Package 'LedPred'

Title: Learning from DNA to Predict Enhancers
Description: This package aims at creating a predictive model of regulatory sequences used to score unknown sequences based on the content of DNA motifs, next-generation sequencing (NGS) peaks and signals and other numerical scores of the sequences using supervised classification. The package contains a workflow based on the support vector machine (SVM) algorithm that maps features to sequences, optimize SVM parameters and feature number and creates a model that can be stored and used to score the regulatory potential of unknown sequences.
Authors: Elodie Darbo, Denis Seyres, Aitor Gonzalez
Maintainer: Aitor Gonzalez <[email protected]>
License: MIT | file LICENSE
Version: 1.41.0
Built: 2024-10-30 07:36:07 UTC
Source: https://github.com/bioc/LedPred

Help Index


Create the model with the optimal features

Description

createModel function creates a SVM model from the training data set with the selected features.

Usage

createModel(data, cl = 1, kernel = "radial", cost = 1, gamma = 1,
  valid.times = 10, feature.ranking = NULL, feature.nb = NULL,
  file.prefix = NULL)

Arguments

data

data.frame containing the training set

cl

integer indicating the column number corresponding to the response vector that classify positive and negative regions (default = 1)

kernel

SVM kernel, a character string: "linear" or "radial". (default = "radial")

cost

The SVM cost parameter for both linear and radial kernels. If NULL (default), the function mcTune is run.

gamma

The SVM gamma parameter for radial kernel. If radial kernel and NULL (default), the function mcTune is run.

valid.times

Integer indicating how many times the training set will be split for the cross validation step (default = 10).

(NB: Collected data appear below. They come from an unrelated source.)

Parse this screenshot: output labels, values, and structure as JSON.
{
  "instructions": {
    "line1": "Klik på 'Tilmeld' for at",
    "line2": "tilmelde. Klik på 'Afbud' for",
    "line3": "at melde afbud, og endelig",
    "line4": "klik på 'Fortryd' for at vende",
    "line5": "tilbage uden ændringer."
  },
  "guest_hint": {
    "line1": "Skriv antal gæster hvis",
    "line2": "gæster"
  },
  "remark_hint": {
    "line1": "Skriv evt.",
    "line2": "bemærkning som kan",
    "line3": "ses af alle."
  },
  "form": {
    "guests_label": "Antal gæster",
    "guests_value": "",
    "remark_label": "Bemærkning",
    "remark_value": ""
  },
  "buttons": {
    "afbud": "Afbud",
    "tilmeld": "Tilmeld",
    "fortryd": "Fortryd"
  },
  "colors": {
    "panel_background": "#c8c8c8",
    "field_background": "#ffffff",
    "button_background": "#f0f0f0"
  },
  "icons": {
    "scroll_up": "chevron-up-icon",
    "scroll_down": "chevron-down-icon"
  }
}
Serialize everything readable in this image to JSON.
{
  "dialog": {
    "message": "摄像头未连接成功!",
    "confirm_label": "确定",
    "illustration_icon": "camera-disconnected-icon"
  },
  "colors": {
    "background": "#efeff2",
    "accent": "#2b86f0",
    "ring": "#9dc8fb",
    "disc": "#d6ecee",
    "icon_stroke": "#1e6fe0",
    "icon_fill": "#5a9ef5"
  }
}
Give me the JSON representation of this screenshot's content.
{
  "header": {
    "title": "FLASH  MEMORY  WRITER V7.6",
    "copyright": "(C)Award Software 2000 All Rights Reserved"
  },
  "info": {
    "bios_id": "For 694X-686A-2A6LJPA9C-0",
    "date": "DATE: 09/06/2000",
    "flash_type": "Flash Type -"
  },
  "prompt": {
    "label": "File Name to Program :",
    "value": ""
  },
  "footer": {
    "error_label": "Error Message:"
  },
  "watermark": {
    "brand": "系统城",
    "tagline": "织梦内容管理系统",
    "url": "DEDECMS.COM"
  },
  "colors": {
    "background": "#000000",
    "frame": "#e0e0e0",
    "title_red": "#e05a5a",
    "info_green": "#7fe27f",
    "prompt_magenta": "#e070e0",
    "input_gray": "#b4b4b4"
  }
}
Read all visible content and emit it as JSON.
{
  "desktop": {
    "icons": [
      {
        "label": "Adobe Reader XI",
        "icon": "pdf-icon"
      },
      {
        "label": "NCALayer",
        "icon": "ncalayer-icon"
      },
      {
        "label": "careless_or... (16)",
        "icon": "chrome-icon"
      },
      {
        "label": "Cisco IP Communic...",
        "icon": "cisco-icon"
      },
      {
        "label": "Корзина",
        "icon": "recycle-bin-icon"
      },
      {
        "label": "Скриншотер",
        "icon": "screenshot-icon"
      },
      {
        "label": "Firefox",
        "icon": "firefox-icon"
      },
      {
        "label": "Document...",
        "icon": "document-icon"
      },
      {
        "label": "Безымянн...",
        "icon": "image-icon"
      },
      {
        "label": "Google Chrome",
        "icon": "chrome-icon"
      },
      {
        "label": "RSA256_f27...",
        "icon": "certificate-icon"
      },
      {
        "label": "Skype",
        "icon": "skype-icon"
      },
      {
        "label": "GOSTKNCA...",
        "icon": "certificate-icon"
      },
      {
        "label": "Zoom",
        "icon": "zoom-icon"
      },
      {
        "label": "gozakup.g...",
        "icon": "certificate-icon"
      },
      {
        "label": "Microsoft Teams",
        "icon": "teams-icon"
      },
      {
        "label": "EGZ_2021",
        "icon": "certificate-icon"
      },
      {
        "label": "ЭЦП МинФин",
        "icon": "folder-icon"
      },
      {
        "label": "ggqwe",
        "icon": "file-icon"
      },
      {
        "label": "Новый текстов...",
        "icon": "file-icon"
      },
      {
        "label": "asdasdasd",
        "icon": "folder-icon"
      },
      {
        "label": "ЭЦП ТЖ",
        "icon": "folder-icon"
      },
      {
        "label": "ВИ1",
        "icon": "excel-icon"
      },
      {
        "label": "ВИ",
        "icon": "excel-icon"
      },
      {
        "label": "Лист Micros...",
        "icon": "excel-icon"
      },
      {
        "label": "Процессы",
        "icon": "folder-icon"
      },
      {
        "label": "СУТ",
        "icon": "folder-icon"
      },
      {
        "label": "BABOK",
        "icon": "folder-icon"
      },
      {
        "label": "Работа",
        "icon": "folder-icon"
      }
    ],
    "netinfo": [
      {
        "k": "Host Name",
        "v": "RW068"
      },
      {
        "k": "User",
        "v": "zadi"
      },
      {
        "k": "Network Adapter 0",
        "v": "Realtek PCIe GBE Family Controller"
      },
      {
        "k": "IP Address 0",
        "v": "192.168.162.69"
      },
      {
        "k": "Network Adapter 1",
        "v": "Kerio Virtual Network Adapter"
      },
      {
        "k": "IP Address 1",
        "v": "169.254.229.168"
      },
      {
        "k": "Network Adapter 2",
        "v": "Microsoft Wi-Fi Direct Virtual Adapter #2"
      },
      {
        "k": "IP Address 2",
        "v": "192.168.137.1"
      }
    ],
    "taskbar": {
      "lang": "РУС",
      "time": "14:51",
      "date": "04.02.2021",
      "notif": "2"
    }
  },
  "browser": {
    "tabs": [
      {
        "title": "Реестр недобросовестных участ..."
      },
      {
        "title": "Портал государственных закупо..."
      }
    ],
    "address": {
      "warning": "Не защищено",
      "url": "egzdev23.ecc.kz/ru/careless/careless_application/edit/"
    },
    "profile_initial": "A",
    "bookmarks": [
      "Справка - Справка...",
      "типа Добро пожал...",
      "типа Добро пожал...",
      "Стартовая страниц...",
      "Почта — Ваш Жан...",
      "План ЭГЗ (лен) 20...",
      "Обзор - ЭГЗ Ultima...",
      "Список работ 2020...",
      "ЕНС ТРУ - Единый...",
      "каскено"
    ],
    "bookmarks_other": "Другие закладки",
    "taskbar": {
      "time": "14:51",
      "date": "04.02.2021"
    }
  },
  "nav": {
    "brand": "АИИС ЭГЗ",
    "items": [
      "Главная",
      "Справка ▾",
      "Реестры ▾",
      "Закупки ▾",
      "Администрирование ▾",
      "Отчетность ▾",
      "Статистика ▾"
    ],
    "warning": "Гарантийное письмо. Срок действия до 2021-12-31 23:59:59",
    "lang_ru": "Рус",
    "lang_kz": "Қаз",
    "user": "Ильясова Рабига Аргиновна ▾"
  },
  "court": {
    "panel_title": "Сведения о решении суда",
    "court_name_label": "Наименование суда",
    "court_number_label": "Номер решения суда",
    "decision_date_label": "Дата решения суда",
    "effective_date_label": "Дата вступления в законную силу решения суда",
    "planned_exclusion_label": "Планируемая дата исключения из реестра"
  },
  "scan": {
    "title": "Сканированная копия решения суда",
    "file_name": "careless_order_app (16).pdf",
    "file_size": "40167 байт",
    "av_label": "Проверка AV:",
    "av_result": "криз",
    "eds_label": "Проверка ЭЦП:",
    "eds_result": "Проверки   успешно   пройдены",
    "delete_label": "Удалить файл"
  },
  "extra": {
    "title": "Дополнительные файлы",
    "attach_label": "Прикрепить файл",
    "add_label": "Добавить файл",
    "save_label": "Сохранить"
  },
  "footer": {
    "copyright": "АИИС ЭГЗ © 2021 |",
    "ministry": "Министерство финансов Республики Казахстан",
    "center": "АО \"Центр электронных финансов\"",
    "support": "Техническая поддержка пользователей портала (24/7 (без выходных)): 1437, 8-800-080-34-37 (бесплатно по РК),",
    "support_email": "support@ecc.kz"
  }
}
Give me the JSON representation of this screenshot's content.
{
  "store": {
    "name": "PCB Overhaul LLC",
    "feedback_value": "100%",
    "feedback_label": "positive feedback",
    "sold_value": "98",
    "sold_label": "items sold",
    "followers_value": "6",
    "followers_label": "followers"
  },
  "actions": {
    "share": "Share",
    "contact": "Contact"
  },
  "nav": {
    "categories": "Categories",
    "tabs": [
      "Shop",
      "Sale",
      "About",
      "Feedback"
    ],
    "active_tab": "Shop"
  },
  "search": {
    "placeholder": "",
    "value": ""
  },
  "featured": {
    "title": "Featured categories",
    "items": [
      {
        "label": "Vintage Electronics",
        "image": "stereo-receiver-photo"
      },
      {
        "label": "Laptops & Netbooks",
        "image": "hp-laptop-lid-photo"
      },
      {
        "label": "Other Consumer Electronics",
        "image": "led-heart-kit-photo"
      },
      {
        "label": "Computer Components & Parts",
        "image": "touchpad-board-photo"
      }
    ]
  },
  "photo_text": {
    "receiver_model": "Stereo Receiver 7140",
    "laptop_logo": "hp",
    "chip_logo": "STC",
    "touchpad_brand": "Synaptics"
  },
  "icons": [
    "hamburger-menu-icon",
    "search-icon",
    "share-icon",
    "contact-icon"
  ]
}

This number must be smaller than positive and negative sets sizes.

feature.ranking

List of ordered features.

feature.nb

the optimal number of feature to use from the list of ordered features.

file.prefix

A character string that will be used as a prefix followed by "_model.RData" for the resulting model file, if it is NULL (default), no model is saved

Value

the best SVM model

Examples

data(crm.features)
    cost <- 1
    gamma <- 1
    data(feature.ranking)
    feature.nb <- 70
#svm.model <- createModel(data.granges=crm.features, cost=cost, gamma=gamma,
#    feature.ranking=feature.ranking, feature.nb=feature.nb)
#feature.weights <- as.data.frame(t(t(svm.model$coefs) %*% svm.model$SV))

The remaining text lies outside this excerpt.